Dans la vénération et dans l'ouverture de futurs boulevards (qu'ils soient sans fin ou sans issue), les deux films de bande de Coppola par exemple ont eu pour moi plus d'importance.
Enfin, sachez que j'apprécie à son inestimable valeur votre effort pour caler une de vos notes avec cette rubrique mensuelle... To be continued...
Je ne suis, messieurs, qu'à moitié de votre avis. Je n'ai jamais eu d'affection, pas même nostalgique, pour "Ghostsbusters". Par contre je partage l'enthousiasme de Mariaque pour le Joe Dante, vu deux ou trois fois de suite à sa sortie, mon premier film d'un metteur en scène que j'ai suivi depuis avec fidélité. Ça reste un grand moment de mes années 80 et qui me semble avoir bien vieillit. Les scènes du bar et cinéma, les synthès de Goldsmith et Phoebe Cates (qu'est-elle devenue ?), je ne m'en lasse pas.
Sinon, comme toi, Ed, le Spencer Hill fut le dernier (Clucher est l'homme des Trinita). La formule était en bout de course.
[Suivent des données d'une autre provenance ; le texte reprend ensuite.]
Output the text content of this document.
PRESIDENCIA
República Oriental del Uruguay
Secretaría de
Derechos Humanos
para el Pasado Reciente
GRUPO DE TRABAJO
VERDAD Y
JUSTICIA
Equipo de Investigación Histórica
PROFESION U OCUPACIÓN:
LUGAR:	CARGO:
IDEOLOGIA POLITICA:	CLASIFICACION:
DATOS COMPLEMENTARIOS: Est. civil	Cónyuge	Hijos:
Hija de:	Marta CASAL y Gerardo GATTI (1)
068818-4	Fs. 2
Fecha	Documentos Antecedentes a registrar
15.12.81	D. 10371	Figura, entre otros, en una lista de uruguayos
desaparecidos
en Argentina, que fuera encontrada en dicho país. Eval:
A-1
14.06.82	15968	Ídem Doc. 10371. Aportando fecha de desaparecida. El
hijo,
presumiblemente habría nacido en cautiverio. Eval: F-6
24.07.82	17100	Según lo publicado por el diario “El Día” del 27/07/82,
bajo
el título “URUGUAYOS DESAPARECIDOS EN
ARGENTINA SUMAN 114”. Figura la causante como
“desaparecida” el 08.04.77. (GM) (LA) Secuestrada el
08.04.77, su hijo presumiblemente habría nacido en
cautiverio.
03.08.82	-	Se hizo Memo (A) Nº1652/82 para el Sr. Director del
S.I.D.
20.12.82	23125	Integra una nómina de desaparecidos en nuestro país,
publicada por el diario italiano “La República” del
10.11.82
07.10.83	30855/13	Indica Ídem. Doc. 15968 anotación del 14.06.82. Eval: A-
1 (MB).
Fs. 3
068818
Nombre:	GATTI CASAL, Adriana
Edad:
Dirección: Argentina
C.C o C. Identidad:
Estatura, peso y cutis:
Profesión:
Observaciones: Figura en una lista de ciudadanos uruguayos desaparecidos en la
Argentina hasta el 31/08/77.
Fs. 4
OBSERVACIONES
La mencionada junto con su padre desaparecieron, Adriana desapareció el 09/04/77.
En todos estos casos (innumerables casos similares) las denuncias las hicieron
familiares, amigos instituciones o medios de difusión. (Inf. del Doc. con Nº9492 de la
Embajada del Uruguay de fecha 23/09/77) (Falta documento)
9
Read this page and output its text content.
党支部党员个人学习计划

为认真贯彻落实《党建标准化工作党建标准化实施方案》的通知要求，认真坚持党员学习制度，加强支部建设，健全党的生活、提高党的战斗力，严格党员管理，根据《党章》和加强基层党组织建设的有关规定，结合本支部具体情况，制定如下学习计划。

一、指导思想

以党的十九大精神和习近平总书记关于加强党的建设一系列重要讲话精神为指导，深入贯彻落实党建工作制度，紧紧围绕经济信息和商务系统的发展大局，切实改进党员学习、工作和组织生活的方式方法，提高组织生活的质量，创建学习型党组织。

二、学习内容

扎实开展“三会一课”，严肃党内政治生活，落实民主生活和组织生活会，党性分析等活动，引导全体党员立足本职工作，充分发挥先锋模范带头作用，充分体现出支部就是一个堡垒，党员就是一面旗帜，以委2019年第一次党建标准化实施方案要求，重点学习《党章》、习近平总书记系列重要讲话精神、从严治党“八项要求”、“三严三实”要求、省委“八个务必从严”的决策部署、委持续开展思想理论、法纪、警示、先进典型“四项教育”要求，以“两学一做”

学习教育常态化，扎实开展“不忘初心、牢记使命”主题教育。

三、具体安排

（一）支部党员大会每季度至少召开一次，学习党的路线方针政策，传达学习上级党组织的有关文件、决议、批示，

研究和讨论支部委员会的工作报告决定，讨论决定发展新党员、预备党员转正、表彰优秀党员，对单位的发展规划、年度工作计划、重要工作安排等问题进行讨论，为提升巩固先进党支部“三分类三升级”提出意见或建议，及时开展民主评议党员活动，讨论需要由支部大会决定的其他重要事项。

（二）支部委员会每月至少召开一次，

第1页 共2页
Le Mattei est très drôle, si tu as l'occasion.
Souvenir encore du "Réveillon chez Bob" avec Bedos et Rochefort, j'aimerais bien y rejeter un œil à l'occasion. Pas contre, j'avais été voir le Chouraqui pour Deneuve, qui était dans sa période très belle femme accomplie, mais j'aurais trop peur de revoir et d'écouter ce film. Lambert a réussi l'exploit de me gâcher rétrospectivement tout ce qu'il avait pu faire de bien.
Aucune envie, effectivement Vincent, de revoir "Paroles et musique". Je crois bien que le film paraissait déjà démodé au moment où il a été fait... En fait, à son propos, je ne me rappelle de rien de précis.
Pour ce qui est des Hill/Spencer, il y a l'année suivante "Les superflics de Miami", dernier de la série et que j'avais soigneusement évité.